I was traveling light with a string of four horses, but the Scruggs boys had only the three horses they and Maggie May were riding, so by switching horses, I was catching up to them. By the time the sun set, I figured I was less than a mile behind them, so I rode up on a small hill and watched. In less than an hour, I spotted a campfire about half a mile away, so I stretched a rope between trees and tied off my string. I pulled off my boots and put on the moccasins I carried for when I wanted to be silent in the woods. More than one deer had failed to hear me, and had ended up in our cook pots.

3
They were all three sitting around the campfire, Maggie May seated between Harvey and Dave, who were facing each other. Maggie looked a little pale and I suppose she was more than a tad frightened, but her eyes showed that she was thinking all the while, and not about to accept any fate that wasn’t her own idea.

“Reckon she’s mine.”

Dave was the oldest and larger of the two, so he was making claim, but Harvey was mean as a bull and damn near as strong, so it was by no means settled.

“I don’t reckon that at all, Dave. Seems like I was the one who saw her, and it was my idea to fetch her up. And I’m also the one who clubbed the old woman, so I dispute your claim.”

I would remember that remark, when it came time to pay up.

I was on my hands and knees, and I crept around so I was directly opposite of Maggie May. I felt around for a small stick, and when Harvey bent over to add fuel to the fire, I heaved that stick high over the fire and some distance behind Maggie Mae, where it rattled against some brush. Instantly, both brothers were on their feet, guns drawn and facing away from me. I rose up from behind the brush and Maggie May saw me, her eyes growing wide. I nodded at her, and got back down out of sight.

After a moment, Harvey and Dave concluded that it was only an animal or maybe a falling branch. Dave reached behind him and brought out a bottle of whiskey. He took a long pull and handed it to his brother. Maggie May looked deep in thought.

“I need to go to relieve myself.”

Dave and Harvey exchanged glances.

“You just went hardly two hours ago.”

“I’m a woman. Women have to go more often than men do.”

“Well, go on over there behind that oak then, but don’t try running off. I got a whip on my saddle, and I’ll use it on you if need be.”

That was Harvey talking. Like I said, he was the meaner of the two, and the one to watch. I watched Maggie until she disappeared behind that big oak and then I tossed another stick. Again, both brothers jumped to their feet facing the sound and Dave backed up almost into my arms. It was two against one, and my sister was in danger, so I said the hell with it and shot Dave in the back of the head.

Harvey whirled around and fired at the same instant. I felt something tug at my sleeve and I shot Harvey in the gut. Then I shot him again and he sat down hard. I kicked the gun out of his hand and then I kicked him in the face.
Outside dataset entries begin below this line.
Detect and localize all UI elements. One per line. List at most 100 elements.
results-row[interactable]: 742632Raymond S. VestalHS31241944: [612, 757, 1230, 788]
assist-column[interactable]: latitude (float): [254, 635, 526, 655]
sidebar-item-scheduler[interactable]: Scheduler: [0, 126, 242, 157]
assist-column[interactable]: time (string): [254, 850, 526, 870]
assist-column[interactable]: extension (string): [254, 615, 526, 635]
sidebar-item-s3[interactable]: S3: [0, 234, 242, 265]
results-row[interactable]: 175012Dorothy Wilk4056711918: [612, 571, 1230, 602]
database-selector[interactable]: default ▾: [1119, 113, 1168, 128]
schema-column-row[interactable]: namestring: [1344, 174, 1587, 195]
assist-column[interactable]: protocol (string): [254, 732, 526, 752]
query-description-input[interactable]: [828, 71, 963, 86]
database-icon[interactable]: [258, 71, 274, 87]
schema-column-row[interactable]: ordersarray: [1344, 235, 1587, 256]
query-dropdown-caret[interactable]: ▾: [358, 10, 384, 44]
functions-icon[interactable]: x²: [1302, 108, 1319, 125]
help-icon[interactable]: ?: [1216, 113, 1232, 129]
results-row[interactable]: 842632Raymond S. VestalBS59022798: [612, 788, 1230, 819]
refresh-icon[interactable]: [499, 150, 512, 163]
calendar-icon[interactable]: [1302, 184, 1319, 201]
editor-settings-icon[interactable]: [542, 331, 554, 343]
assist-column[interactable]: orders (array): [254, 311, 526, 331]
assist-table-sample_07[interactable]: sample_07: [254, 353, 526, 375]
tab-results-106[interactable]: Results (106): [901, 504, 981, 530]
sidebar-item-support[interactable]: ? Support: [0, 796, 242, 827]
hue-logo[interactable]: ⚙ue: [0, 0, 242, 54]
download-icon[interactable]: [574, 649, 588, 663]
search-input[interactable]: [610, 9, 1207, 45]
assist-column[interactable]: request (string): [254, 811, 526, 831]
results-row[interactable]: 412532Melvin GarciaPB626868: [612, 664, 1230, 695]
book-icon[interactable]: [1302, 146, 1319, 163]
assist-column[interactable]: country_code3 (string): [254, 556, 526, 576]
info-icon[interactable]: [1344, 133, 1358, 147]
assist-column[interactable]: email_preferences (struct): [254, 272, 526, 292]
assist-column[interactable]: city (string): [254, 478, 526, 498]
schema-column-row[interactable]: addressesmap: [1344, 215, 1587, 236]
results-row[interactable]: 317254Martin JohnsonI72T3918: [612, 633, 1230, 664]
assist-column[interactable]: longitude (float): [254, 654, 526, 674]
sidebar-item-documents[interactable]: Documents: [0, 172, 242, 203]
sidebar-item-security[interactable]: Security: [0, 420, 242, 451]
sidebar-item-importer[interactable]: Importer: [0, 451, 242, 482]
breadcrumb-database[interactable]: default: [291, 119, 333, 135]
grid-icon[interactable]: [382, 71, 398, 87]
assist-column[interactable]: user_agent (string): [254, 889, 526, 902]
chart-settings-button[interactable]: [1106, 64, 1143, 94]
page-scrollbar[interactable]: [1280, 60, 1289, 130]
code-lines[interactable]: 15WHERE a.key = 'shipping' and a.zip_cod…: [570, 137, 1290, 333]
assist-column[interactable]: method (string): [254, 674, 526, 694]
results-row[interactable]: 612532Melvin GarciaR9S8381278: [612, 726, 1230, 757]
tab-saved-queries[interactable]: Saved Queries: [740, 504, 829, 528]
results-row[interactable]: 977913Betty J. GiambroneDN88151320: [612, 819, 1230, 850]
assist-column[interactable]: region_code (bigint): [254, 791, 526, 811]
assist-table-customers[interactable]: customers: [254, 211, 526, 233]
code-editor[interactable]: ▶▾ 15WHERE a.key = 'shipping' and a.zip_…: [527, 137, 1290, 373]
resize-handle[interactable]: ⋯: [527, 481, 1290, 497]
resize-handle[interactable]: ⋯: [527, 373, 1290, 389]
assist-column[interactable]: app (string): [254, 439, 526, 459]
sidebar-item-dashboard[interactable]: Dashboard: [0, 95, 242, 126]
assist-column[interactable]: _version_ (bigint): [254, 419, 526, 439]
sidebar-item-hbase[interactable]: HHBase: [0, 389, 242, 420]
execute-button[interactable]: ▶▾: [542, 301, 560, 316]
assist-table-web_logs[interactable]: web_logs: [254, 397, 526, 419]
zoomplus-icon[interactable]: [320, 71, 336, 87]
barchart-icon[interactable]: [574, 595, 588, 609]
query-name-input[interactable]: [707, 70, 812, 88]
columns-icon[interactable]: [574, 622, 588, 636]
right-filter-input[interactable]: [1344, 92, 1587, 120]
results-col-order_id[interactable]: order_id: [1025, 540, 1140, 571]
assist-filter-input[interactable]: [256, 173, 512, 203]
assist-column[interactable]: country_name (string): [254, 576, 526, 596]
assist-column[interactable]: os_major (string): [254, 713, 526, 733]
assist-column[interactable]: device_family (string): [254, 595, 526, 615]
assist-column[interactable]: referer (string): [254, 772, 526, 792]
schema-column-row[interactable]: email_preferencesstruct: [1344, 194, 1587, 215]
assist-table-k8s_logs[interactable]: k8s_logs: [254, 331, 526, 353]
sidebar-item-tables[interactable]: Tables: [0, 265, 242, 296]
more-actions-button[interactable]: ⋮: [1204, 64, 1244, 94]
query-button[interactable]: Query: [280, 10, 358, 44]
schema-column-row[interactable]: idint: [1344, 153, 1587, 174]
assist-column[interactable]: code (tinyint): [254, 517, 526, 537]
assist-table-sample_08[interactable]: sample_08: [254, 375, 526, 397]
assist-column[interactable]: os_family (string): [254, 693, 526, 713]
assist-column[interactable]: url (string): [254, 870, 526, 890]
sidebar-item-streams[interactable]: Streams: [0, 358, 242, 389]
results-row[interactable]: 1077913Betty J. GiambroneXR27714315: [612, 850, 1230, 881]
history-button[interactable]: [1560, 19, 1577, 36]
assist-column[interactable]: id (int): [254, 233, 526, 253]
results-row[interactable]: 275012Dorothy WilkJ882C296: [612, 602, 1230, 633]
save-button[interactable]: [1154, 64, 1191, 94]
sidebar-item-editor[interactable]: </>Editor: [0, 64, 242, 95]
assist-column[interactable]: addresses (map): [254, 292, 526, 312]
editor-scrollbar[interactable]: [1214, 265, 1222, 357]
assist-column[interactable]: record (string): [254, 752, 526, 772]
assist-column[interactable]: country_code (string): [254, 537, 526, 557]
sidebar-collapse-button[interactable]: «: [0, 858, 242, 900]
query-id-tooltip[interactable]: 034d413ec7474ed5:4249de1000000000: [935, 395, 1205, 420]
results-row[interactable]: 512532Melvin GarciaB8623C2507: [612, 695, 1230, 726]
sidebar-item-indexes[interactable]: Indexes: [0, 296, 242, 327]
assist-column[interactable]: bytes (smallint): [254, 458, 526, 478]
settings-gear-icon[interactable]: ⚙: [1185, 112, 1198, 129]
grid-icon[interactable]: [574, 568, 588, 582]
Out of the corner of my eye, I saw Maggie May walking slowly to the fire.

Dave was dead as last year’s political promise, and I gathered up his gun, all the while keeping an eye on Harvey.

“That was some smart making up an excuse to take cover behind that tree."

I paused. "They hurt you Maggie May? I’ll ask you straight out, did they touch you in a bad way?”

“No, Matt, they roughed me around some, but they never touched me like that. How’s Ma? Did they kill her? They clubbed her something fierce.” She was looking at Harvey.

“No, she’s not dead. She’s banged up some but she’ll be OK. She sent me to fetch you."

Before I could say anything else, she walked over toward Harvey and bent down to pick up his gun. She eared back the hammer and placed it against his temple. His eyes went wide and she pulled the trigger.

Maggie May turned to face me, letting the gun slip from her fingers to the ground.

“He hit my mother. I owed him. Let’s go home Matt.”